The MPCA said it plans to create a strategy for monitoring PFAS releases from all permitted landfills across the state and how to best handle the leachate, or polluted liquid, draining from the sites, Koudelka said. That's part of the comprehensive PFAS Blueprint the state rolled out last month for dealing with the pollution.

PFAS has been linked to a host of health impacts including cancer, thyroid problems, low infant birthweights, immune system effects and decreased fertility.

When asked what responsibility the regulator plays in the long wait to tackle the statewide PFAS situation, Koudelka said the agency has been limited by "resources, technology and bandwidth." The agency has been "stepping up" in recent years, he said: "We acknowledge our responsibility."

The new landfill data highlights critical PFAS disposal issues playing out across the country. The signature feature of PFAS is the super-tight bond between fluorine and carbon, considered one of the tightest in nature.

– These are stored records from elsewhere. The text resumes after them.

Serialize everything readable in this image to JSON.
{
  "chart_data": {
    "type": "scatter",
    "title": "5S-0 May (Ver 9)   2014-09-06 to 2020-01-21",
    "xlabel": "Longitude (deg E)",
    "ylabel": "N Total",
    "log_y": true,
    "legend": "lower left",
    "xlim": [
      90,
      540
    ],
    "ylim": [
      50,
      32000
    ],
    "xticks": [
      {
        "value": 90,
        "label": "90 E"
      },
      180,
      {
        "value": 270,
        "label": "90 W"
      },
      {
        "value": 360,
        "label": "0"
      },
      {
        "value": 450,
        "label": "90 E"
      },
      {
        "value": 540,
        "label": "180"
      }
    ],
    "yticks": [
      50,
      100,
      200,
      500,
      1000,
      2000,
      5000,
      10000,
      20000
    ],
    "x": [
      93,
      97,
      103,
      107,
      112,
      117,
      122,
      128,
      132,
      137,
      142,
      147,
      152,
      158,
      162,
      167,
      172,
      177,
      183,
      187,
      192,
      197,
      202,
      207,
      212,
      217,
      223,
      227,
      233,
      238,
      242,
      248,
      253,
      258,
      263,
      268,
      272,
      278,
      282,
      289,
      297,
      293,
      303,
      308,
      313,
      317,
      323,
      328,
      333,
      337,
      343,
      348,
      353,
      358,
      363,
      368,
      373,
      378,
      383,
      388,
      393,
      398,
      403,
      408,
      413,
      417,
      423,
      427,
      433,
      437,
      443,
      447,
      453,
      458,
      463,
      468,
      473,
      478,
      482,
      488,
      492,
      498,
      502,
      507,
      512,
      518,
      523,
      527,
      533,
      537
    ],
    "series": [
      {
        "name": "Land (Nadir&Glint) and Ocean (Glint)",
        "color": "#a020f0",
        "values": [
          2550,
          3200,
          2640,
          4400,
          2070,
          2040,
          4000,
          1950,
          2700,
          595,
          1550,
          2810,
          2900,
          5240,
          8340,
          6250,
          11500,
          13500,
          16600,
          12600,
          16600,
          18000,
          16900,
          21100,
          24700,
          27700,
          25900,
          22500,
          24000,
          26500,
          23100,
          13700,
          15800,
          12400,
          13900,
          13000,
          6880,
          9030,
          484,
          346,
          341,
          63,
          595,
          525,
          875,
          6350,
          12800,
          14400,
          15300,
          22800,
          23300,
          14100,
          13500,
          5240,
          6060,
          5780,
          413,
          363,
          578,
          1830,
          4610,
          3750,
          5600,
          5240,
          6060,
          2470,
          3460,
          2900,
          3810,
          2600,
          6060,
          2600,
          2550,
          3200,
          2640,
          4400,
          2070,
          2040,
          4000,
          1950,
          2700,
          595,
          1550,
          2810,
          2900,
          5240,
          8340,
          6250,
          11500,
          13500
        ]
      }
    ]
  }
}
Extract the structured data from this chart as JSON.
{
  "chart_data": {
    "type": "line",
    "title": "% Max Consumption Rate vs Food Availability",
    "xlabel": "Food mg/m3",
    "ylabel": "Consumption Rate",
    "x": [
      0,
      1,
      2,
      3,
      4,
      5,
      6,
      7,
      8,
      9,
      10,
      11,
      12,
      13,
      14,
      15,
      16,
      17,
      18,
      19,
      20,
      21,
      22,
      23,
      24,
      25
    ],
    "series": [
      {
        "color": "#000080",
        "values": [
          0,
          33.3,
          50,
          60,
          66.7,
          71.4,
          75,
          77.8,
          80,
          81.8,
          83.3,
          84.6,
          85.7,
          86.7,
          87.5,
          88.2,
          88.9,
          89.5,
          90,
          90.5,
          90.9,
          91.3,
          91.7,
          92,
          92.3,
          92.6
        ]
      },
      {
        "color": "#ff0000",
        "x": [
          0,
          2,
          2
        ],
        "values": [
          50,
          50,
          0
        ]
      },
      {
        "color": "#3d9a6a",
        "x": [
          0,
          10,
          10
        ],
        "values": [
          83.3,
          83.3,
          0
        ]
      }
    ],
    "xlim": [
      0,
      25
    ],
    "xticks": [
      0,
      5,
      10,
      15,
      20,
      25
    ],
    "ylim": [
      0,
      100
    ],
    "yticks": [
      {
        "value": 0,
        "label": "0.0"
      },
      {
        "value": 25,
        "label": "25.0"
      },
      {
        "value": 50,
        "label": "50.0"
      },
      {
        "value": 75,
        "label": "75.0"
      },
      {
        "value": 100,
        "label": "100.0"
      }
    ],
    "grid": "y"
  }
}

Because the chemicals don't break down it's very difficult to get rid of them. It is not clear that even hazardous waste incineration destroys all PFAS, and the U.S. Environmental Protection Agency is actively researching several new technologies for destroying them.

"There is this kind of circular nature of this contamination," said Jonathan Kalmuss-Katz, staff attorney with the advocacy group Earthjustice, which sued the U.S. Department of Defense last year for incinerating unused firefighting foam containing PFAS. "There's very little that we have discovered to effectively manage the PFAS contaminated waste that we are surrounded by."

Assessing contaminationThe MPCA's study focused on the landfills in the Closed Landfill Program it runs, which manages about 110 sites.

The old dumps, most of them unlined, largely contain municipal garbage but also contain a mix of materials from commercial, industrial, and construction and demolition sources since many of them operated before stricter environmental regulations.

The agency said it can't pinpoint specific types of waste that are the culprits in the PFAS contamination.

The MPCA said it found some level of PFAS at nearly all the landfills. Of them, 59 showed levels above the state's recommended drinking water safety standards. More than a dozen exceeded those by at least 10 times.

So far researchers have sampled drinking water wells near 39 of the closed landfills, and found only a handful of contaminated wells. One contaminated well was near the Northwoods site outside Ely, for example, and serves a waste transfer station. Employees are being supplied with bottled water.

The No. 1 site for contamination is the old Gofer Landfill in rural Martin County, where PFAS levels exceeded the state drinking water standard by more than 1,300 times. That's nearly double the second-highest level found, at the Freeway Landfill in Dakota County.

None of the drinking water wells within a mile of the Gofer site were contaminated, the agency said, but PFAS was found in the nearby Elm Creek at levels exceeding the state standards. The creek runs to the Blue Earth River which runs to the Minnesota River.

The 39-acre Gofer Landfill, now a grassed over hill, sits near Fairmont, Minn. The MPCA said it doesn't have a good understanding of which companies hauled waste to the site, which operated from 1972 to 1986.

Maplewood-based 3M Co. has operated a plant in Fairmont since 1946, making velcro-type hook-and-loop fasteners and 3M Bumpon Protective Products that include the small rubber bumpers for cabinet doors.

Billeye Rabbe, director of Prairieland Solid Waste Management and the Faribault & Martin County Solid Waste Coordinator, said this is the first she's heard of the problem.

"It's concerning and it's kind of scary," Rabbe said.

A 3M spokesman issued a statement saying that the closed landfills contain waste from a variety of sources.

"We decline to speculate on potential PFAS sources at the Gofer Landfill," the company said.

3M has been a major manufacturer of the chemicals and Minnesota is considered a birthplace of PFAS. 3M started making the original PFAS at its Cottage Grove plant in the 1950s, disposing of PFAS waste in landfills in Washington County.

The chemicals leaking from those sites polluted the groundwater over a 150-square-mile area in southern Washington County — a drinking water crisis that was the focus of the state's $850 million settlement with 3M in 2018.